Casse-tête juridique

Publié le 19 juillet 2004 Lecture : 2 minutes.

« Divulgation de documents administratifs confidentiels ; diffusion de fausses nouvelles ; actes et manoeuvres de nature à compromettre la sécurité publique et à provoquer des troubles politiques graves. » Tels sont les trois chefs d’inculpation que Seynabou Ndiaye Diakhaté, doyen des juges d’instruction du tribunal hors classe de Dakar, a énumérés dans l’ordre le 9 juillet à Madiambal Diagne, directeur de publication du Quotidien, avant de le placer en détention.
L’emprisonnement était légalement inévitable. Le troisième chef d’inculpation, prévu par l’article 80 du code pénal, impose ipso facto de placer la personne poursuivie sous mandat de dépôt. Cet article répressif est une disposition obsolète, qui n’a plus sa place dans l’arsenal juridique d’un pays comme le Sénégal. Le chef de l’État, Abdoulaye Wade lui-même, embastillé plus d’une fois sous l’ère Diouf sur la base de cet article, a plusieurs fois réclamé sa suppression.
Dans le cas de Madiambal Diagne, la justice a qualifié de « manoeuvre de nature à compromettre la sécurité publique » la diffusion du compte-rendu (estampillé « secret ») de la réunion du Conseil supérieur de la magistrature, avec « des commentaires incitant les magistrats à la rébellion ».
En dépit des médiations, l’élargissement du prévenu est juridiquement fastidieux. Une personne poursuivie en vertu de l’article 80 ne peut être libérée qu’après avoir été auditionnée sur le fond de l’affaire. Ce qui n’avait pas été fait au moment où nous mettions sous presse. Le doyen des juges, qui affirme avoir 400 dossiers sur sa table, refuse de traiter « le cas Madiambal » en urgence.
L’avocat du prévenu, Me Boucounta Diallo, n’a qu’une seule solution pour obtenir la libération provisoire de son client : demander une « disqualification des faits », c’est-à-dire une autre définition des griefs, qui écarterait l’article 80. À défaut, il ne peut qu’attendre l’audition au fond de son client avant de demander son élargissement.
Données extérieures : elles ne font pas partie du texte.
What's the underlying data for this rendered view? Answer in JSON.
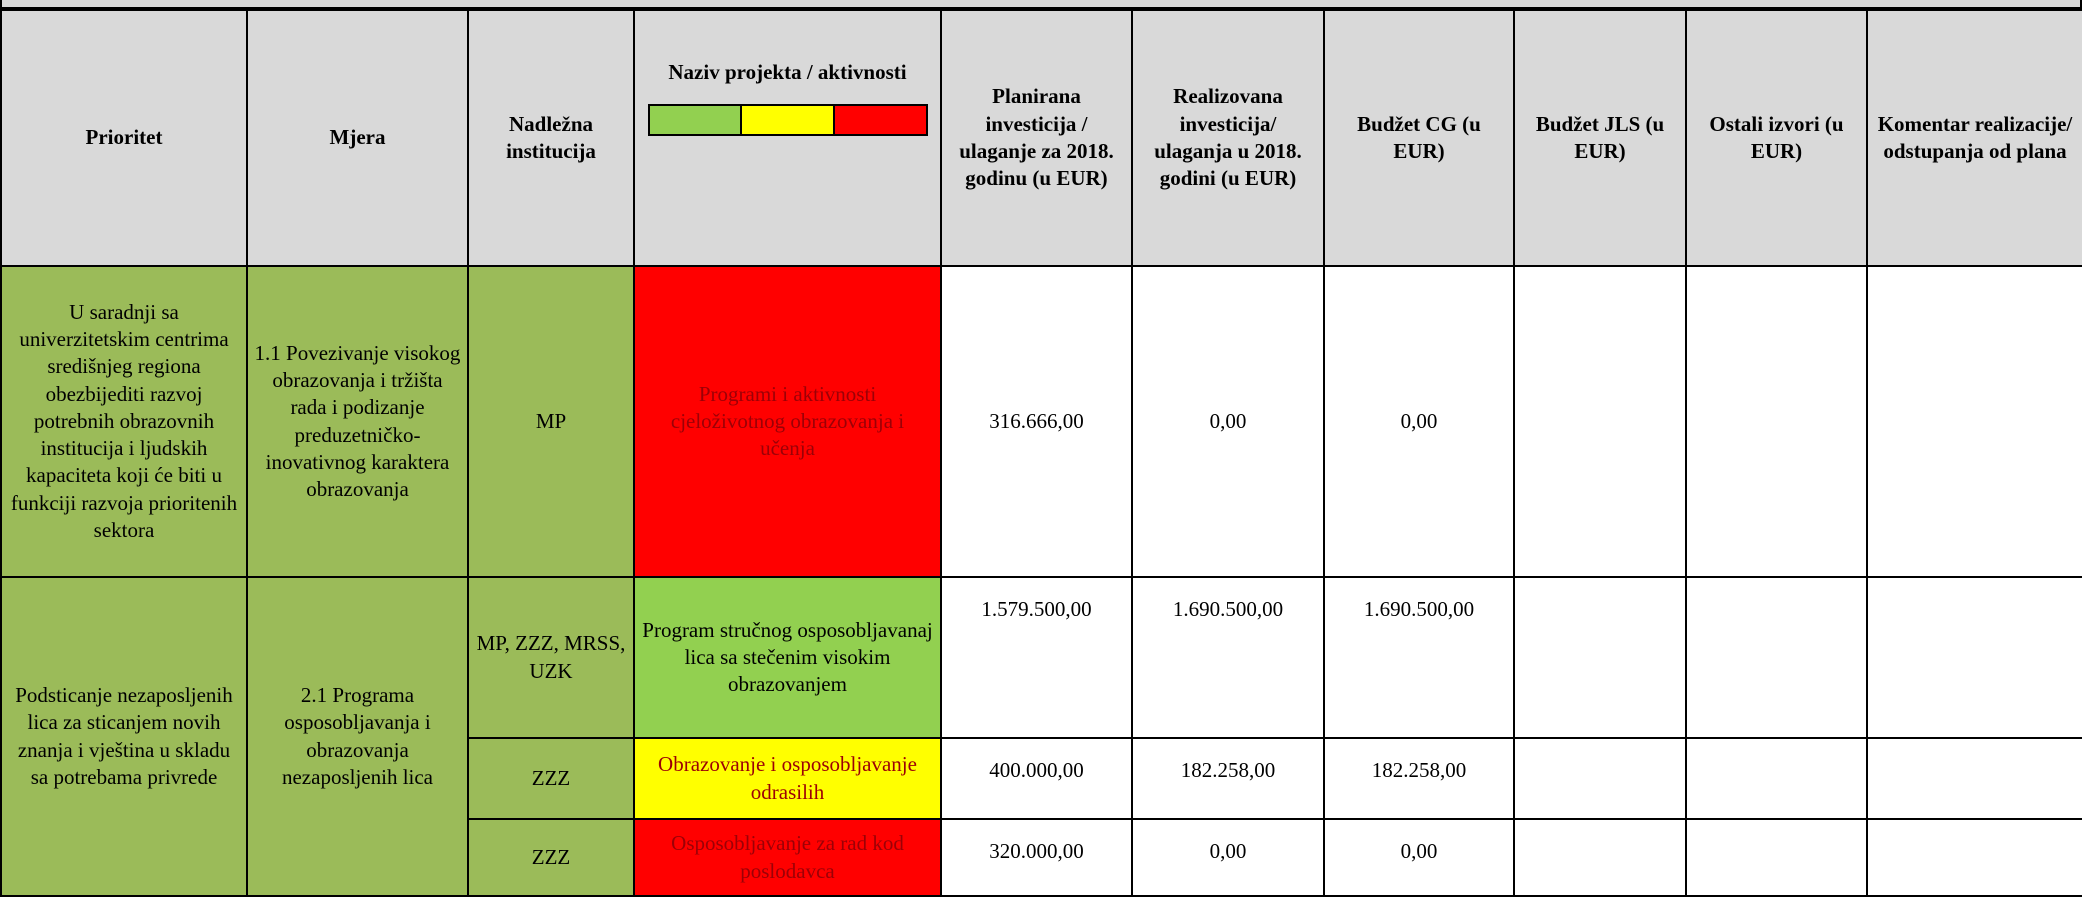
{
  "table": {
    "columns": [
      "Prioritet",
      "Mjera",
      "Nadležna institucija",
      "Naziv projekta / aktivnosti",
      "Planirana investicija / ulaganje za 2018. godinu (u EUR)",
      "Realizovana investicija/ ulaganja u 2018. godini (u EUR)",
      "Budžet CG (u EUR)",
      "Budžet JLS (u EUR)",
      "Ostali izvori (u EUR)",
      "Komentar realizacije/ odstupanja od plana"
    ],
    "groups": [
      {
        "prioritet": "U saradnji sa univerzitetskim centrima središnjeg regiona obezbijediti razvoj potrebnih obrazovnih institucija i ljudskih kapaciteta koji će biti u funkciji razvoja prioritenih sektora",
        "mjera": "1.1 Povezivanje visokog obrazovanja i tržišta rada i podizanje preduzetničko-inovativnog karaktera obrazovanja",
        "projects": [
          {
            "institucija": "MP",
            "naziv": "Programi i aktivnosti cjeloživotnog obrazovanja i učenja",
            "color": "#ff0000",
            "planirano": "316.666,00",
            "realizovano": "0,00",
            "budzet_cg": "0,00"
          }
        ]
      },
      {
        "prioritet": "Podsticanje nezaposljenih lica za sticanjem novih znanja i vještina u skladu sa potrebama privrede",
        "mjera": "2.1 Programa osposobljavanja i obrazovanja nezaposljenih lica",
        "projects": [
          {
            "institucija": "MP, ZZZ, MRSS, UZK",
            "naziv": "Program stručnog osposobljavanaj lica sa stečenim visokim obrazovanjem",
            "color": "#92d050",
            "planirano": "1.579.500,00",
            "realizovano": "1.690.500,00",
            "budzet_cg": "1.690.500,00"
          },
          {
            "institucija": "ZZZ",
            "naziv": "Obrazovanje i osposobljavanje odrasilih",
            "color": "#ffff00",
            "planirano": "400.000,00",
            "realizovano": "182.258,00",
            "budzet_cg": "182.258,00"
          },
          {
            "institucija": "ZZZ",
            "naziv": "Osposobljavanje za rad kod poslodavca",
            "color": "#ff0000",
            "planirano": "320.000,00",
            "realizovano": "0,00",
            "budzet_cg": "0,00"
          }
        ]
      }
    ]
  }
}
L’État, qui veut calmer le jeu sans tordre le cou au droit, est bien embarrassé. Le Premier ministre a affirmé vouloir trouver une solution en rapport avec le garde des Sceaux. Mais celui-ci ne peut demander au procureur de requérir la libération provisoire au stade actuel de la procédure. « C’est de la mauvaise volonté, estime Me Diallo. Il est arrivé que des chefs religieux soient élargis sans être auditionnés, sur la base de réquisitions du parquet. »
On l’aura compris : le pouvoir sénégalais veut céder, mais sans y perdre de son autorité. Pressé par la mobilisation de la presse et de la société civile, il ne veut pas violer ostensiblement la procédure de l’article 80. Cruel dilemme.